Other projects which have received funding include a study into treating water from the River Clyde to produce hydrogen, the establishment of a green hydrogen production learning, test and research hub in Stornoway and a storage and distribution facility at Glasgow Airport.

Meanwhile Northern Isles MP Alistair Carmichael has raised in parliament the prospect of Sullom Voe Terminal getting involved in carbon capture, utilisation and storage.

Carbon capture and storage involves taking CO2 emissions from industrial processes, transporting it via a ship or pipeline and storing it underground offshore, and it is seen as a component of the drive to net zero.

EnQuest has applied to the UK Government for licences for carbon capture areas to the north east of Shetland. The two sites involved are linked to the East of Shetland pipeline system, which runs into Sullom Voe Terminal.

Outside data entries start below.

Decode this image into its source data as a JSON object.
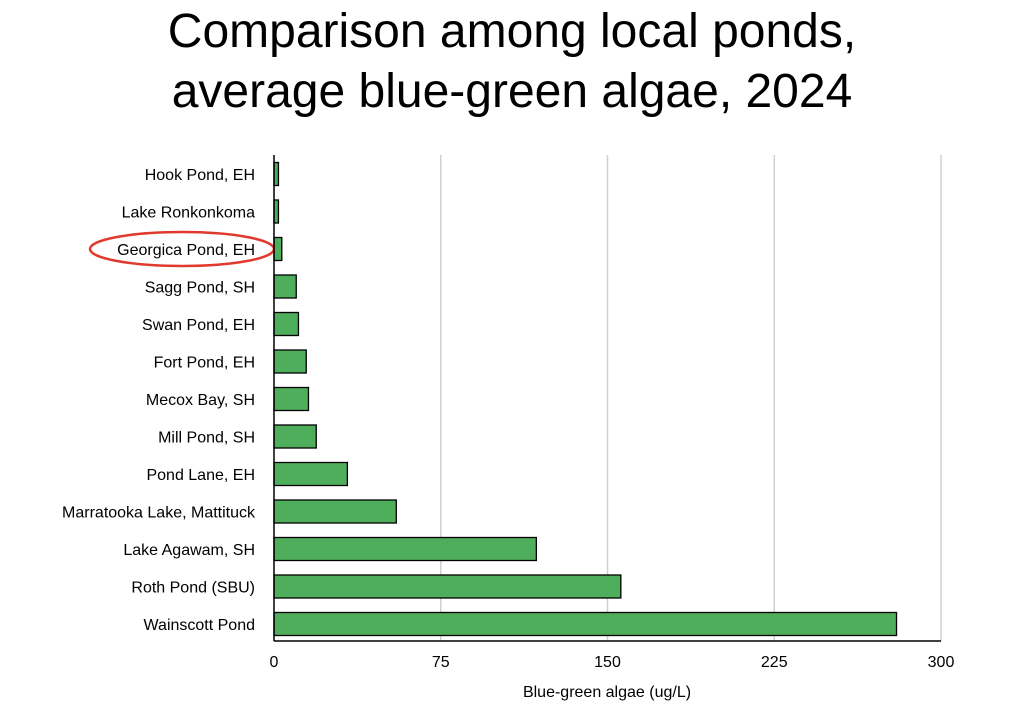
{
  "title_line1": "Comparison among local ponds,",
  "title_line2": "average blue-green algae, 2024",
  "colors": {
    "bar_fill": "#4fae5b",
    "bar_stroke": "#000000",
    "grid": "#d0d0d0",
    "highlight": "#e03a2e"
  },
  "highlight_category": "Georgica Pond, EH",
  "chart_data": {
    "type": "bar",
    "orientation": "horizontal",
    "title": "Comparison among local ponds, average blue-green algae, 2024",
    "xlabel": "Blue-green algae (ug/L)",
    "ylabel": "",
    "xlim": [
      0,
      300
    ],
    "xticks": [
      0,
      75,
      150,
      225,
      300
    ],
    "grid": "vertical",
    "categories": [
      "Hook Pond, EH",
      "Lake Ronkonkoma",
      "Georgica Pond, EH",
      "Sagg Pond, SH",
      "Swan Pond, EH",
      "Fort Pond, EH",
      "Mecox Bay, SH",
      "Mill Pond, SH",
      "Pond Lane, EH",
      "Marratooka Lake, Mattituck",
      "Lake Agawam, SH",
      "Roth Pond (SBU)",
      "Wainscott Pond"
    ],
    "values": [
      2,
      2,
      3.5,
      10,
      11,
      14.5,
      15.5,
      19,
      33,
      55,
      118,
      156,
      280
    ]
  }
}
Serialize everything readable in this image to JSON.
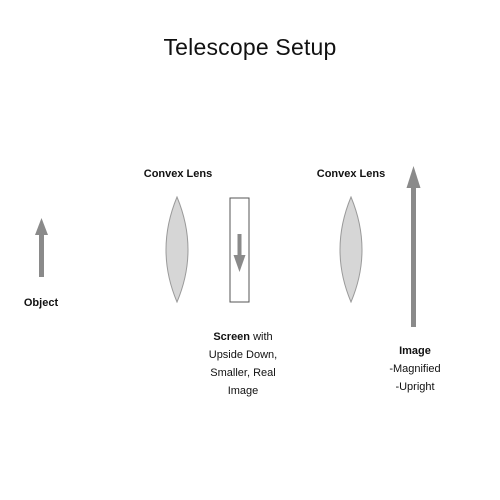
{
  "title": "Telescope Setup",
  "labels": {
    "lens1": "Convex Lens",
    "lens2": "Convex Lens",
    "object": "Object",
    "screen_bold": "Screen",
    "screen_rest": " with",
    "screen_line2": "Upside Down,",
    "screen_line3": "Smaller, Real",
    "screen_line4": "Image",
    "image_bold": "Image",
    "image_line2": "-Magnified",
    "image_line3": "-Upright"
  },
  "colors": {
    "arrow": "#8a8a8a",
    "lens_fill": "#d6d6d6",
    "lens_stroke": "#9a9a9a",
    "screen_stroke": "#555555"
  }
}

Carmichael said the prospect of this activity running through Sullom Voe Terminal highlights a “need for a change to Ofgem’s remit to reflect Net Zero priorities”.

Secretary of state for energy and net zero Grant Shapps said: “This country has a vast storage reservoir beneath the North Sea, much of it once filled with oil and gas. There could be enough capacity to store up to 78 billion tonnes of carbon.”